11:12 am Bartu Kizek, Tarih

‘‘Kanlı Yapraklar’’ın İzinde: Boğazlıyan Kaymakamı Kemal Bey

Günlerden çarşamba, Mavi Gök Yayınlarından çıkmış, sevgili dostum Yavuz Selim ve Ozan ile yolda vedalaşmışım. İstikametim gereğince önce Sirkeci’den geçiyorum. Yoğun bir kalabalık beni karşılıyor. İsmini bile bilmediğim birçok milletten insan hep bir ağızdan konuşuyor, kahkahalar atıyor. Çevreme göz gezdiriyorum, kan şekerim düşmüş, bir şeyler alacağım. Fiyatlara bakıyorum ama ‘‘TL’’ ibaresi tek tük… Hal böyle vaki oldu ya, sormaya karar veriyorum. Tabii kime soracağım da ayrı bir sorun… Çevredekilere bakmaya başlıyorum, kimi esnaf var ki ‘‘Welcome, welcome my friend’’ diye bağırıyor kaba ve doğuya ait aksanıyla…

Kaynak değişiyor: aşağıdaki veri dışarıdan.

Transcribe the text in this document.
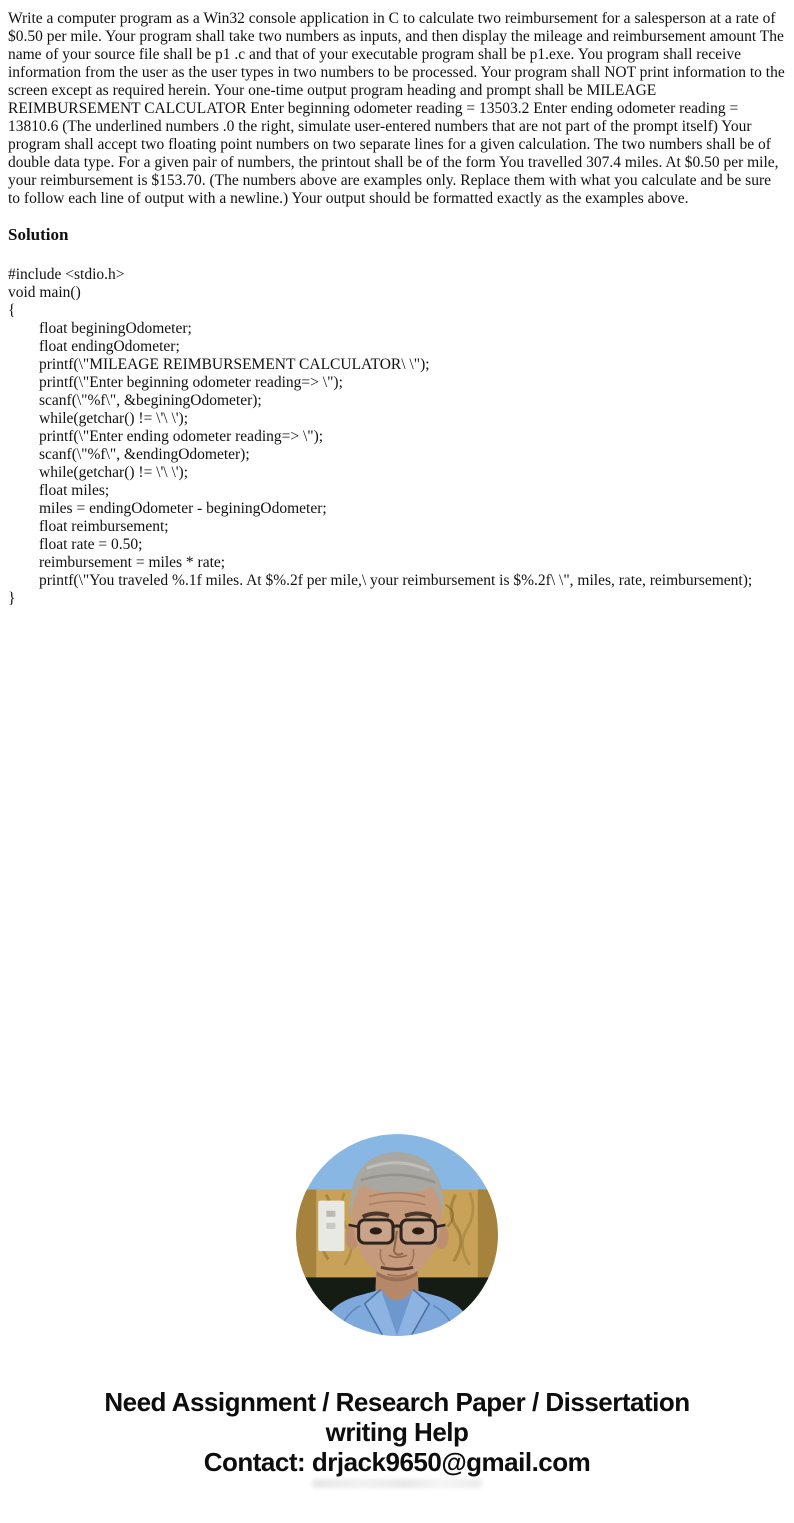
Write a computer program as a Win32 console application in C to calculate two reimbursement for a salesperson at a rate of $0.50 per mile. Your program shall take two numbers as inputs, and then display the mileage and reimbursement amount The name of your source file shall be p1 .c and that of your executable program shall be p1.exe. You program shall receive information from the user as the user types in two numbers to be processed. Your program shall NOT print information to the screen except as required herein. Your one-time output program heading and prompt shall be MILEAGE REIMBURSEMENT CALCULATOR Enter beginning odometer reading = 13503.2 Enter ending odometer reading = 13810.6 (The underlined numbers .0 the right, simulate user-entered numbers that are not part of the prompt itself) Your program shall accept two floating point numbers on two separate lines for a given calculation. The two numbers shall be of double data type. For a given pair of numbers, the printout shall be of the form You travelled 307.4 miles. At $0.50 per mile, your reimbursement is $153.70. (The numbers above are examples only. Replace them with what you calculate and be sure to follow each line of output with a newline.) Your output should be formatted exactly as the examples above.

Solution
#include <stdio.h>
void main()
{
float beginingOdometer;
float endingOdometer;
printf(\"MILEAGE REIMBURSEMENT CALCULATOR\ \");
printf(\"Enter beginning odometer reading=> \");
scanf(\"%f\", &beginingOdometer);
while(getchar() != \'\ \');
printf(\"Enter ending odometer reading=> \");
scanf(\"%f\", &endingOdometer);
while(getchar() != \'\ \');
float miles;
miles = endingOdometer - beginingOdometer;
float reimbursement;
float rate = 0.50;
reimbursement = miles * rate;
printf(\"You traveled %.1f miles. At $%.2f per mile,\ your reimbursement is $%.2f\ \", miles, rate, reimbursement);
}
Need Assignment / Research Paper / Dissertation
writing Help
Contact: drjack9650@gmail.com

Sorsan en evrensel onlar, Türkçe mi kalmış artık? Birkaç tanesine niyet ediyorum da Türkçe soru yöneltiyorum, ilgisini çekemedim galiba zira arkamdan geçen kafileye hızlıca odağını kaydırıyor. Bağırıyor binbir farklı lisanda ‘‘Welcome welcome! Wilkommen gel gel wilkommen, ehlem ve sehlem friend!’’… Peki… Biraz daha yürüyor, bahsi geçen işletmeleri arkamda bırakıyorum. Gülhane Parkı karşıma çıkıyor, evet ‘‘karşıma çıkıyor’’! Benim bildiğim Gülhane’den geriye hiçbir şey kalmamış, o tasını tarağını toplayıp gitmiş, geride mirasçısı kalmış! İçeri doğru yürüyor, Arkeoloji Müzesi’ni karşıma alıyorum. Önümde, sağımda, arkamda binbir farklı millet, 23 Nisan’ı 24’ünde kutluyor, geleneksel neleri varsa hepsini gözler önüne seriyor… Biraz soluklandıktan sonra aklıma bu müzeye ilk gelişim geliyor. Dalıyorum yine bir vakit tarihe, sonra aklıma burada olma sebebim geliyor: Sanasaryan Han!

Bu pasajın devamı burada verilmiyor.